Now, add a second authentication mechanism, and things suddenly change. Under Windows Claims, if a second authentication method is defined for the URL – say, Forms, or a Trusted Identity Provider – we stop issuing the WSS_KeepSessionAuthenticated cookie, and start issuing a FedAuth cookie instead. The FedAuth cookie is the the cookie we issue when you are using SAML Claims, FBA, or Windows Claims with multiple authentication providers. The details of authentication when a FedAuth cookie is used are significantly different; for instance, we’ll only call registered claim providers when an actual FedAuth cookie is issued, as that’s the time authentication really occurs; we’ll only re-execute registered claim providers when the cookie expires and an authentication is forced again.

All this talk of Windows Authentication and cookies might have some folks wondering – cookies can be a real pain, I went with Windows Authentication to avoid cookies and the pain they bring. Remember the death by a thousand cuts that was the integration  of Office 2007 and SharePoint FBA applications under SharePoint 2007 before Service Pack 2 (and a litany of other conditions)?

Using cookies to streamline the authentication process is actually okay with Windows Authentication, because the browser first authenticated with Windows Auth, and will respond seamlessly if it receives a 401 down the road. The fact that it’s not getting 401’s mean faster browsing for you, less chatter between the server and the domain controller infrastructure (in the case of NTLM authentication), etc.
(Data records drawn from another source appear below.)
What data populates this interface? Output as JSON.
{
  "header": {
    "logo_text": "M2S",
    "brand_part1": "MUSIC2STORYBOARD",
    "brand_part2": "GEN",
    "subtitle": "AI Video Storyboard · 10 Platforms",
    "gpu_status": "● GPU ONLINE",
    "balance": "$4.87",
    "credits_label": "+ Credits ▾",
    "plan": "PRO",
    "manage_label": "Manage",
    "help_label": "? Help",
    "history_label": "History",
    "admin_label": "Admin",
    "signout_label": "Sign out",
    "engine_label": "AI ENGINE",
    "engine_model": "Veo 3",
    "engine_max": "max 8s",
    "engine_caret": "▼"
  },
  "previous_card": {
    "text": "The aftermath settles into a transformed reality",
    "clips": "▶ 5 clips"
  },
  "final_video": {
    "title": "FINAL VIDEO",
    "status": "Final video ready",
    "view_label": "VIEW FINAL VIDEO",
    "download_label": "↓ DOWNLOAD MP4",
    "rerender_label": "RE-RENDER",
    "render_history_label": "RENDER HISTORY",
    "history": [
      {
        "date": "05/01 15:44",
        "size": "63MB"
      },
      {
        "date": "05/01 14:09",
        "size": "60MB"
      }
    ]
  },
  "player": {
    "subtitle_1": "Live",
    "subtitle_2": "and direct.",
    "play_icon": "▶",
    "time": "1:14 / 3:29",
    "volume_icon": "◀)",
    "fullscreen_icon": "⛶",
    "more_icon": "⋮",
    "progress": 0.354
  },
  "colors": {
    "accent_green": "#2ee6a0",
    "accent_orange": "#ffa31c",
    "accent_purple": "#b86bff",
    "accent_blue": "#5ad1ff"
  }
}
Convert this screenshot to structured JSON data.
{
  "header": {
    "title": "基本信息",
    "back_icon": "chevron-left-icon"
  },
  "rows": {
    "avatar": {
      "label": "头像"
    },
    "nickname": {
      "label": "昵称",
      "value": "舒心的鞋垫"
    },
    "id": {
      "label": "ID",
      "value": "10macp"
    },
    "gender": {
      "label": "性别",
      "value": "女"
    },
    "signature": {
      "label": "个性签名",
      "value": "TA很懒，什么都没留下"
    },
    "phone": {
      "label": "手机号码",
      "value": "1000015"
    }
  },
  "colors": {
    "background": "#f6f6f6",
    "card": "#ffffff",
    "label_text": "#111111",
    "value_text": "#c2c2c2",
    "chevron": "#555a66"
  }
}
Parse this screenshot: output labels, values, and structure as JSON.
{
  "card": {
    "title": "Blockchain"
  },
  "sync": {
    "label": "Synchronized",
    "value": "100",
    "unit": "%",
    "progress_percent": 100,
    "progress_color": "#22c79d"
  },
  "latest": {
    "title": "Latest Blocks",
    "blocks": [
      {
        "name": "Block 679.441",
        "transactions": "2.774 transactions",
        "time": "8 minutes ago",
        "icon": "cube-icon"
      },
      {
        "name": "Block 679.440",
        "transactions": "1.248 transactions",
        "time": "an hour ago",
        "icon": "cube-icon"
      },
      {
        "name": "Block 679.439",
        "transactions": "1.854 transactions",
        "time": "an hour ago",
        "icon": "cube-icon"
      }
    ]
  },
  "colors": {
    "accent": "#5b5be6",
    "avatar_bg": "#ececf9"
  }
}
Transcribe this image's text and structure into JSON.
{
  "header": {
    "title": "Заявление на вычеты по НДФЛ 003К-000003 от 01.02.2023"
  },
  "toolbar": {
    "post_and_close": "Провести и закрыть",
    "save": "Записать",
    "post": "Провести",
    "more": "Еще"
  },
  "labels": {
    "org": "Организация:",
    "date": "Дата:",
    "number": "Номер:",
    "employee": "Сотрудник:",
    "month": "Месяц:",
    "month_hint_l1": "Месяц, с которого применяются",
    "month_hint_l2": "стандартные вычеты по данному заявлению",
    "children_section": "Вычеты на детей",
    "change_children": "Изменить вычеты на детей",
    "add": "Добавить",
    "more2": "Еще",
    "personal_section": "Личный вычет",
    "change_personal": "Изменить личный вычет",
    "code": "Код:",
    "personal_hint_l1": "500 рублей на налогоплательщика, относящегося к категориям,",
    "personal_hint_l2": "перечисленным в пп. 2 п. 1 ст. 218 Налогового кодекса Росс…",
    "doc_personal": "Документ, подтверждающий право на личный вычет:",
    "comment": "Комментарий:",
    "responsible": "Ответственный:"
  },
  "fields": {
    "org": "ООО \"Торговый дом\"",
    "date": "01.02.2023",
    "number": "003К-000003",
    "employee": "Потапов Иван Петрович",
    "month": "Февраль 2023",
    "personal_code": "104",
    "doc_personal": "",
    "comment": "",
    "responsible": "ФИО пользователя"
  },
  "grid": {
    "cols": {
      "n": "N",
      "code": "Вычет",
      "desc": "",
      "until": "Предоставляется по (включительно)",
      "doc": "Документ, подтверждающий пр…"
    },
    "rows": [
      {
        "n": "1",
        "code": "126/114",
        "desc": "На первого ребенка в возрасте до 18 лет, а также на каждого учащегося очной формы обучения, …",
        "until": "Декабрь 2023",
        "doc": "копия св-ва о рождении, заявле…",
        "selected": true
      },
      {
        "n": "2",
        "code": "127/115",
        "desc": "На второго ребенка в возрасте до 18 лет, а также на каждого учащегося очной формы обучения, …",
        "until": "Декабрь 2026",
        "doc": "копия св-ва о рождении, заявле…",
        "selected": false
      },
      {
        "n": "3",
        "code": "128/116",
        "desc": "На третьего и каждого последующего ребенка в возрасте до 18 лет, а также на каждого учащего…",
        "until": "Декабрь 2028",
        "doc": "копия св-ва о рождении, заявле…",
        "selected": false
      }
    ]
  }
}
Should a 401 be issued, the client will know just what to do.

Remember earlier, when my colleague tried telling me that my custom claims provider will have its FillClaimsForEntity called on every authentication? Turns out, he was right – every time I authenticate, even if the authentication process is short circuited (ala WSS_KeepSessionAuthenticated and Windows Claims), my custom claims provider will be invoked. Sometimes, though, I authenticate a lot less than I thought I would!

I hope this helps those folks that are trying to understand the complexities behind custom claims providers and the logic behind their invocation.

Comments

  • Anonymous
    December 11, 2011
    Hi Bryan, a very nice post!
  • Anonymous
    June 09, 2015
    Great article which sheds a lot of light into this topic!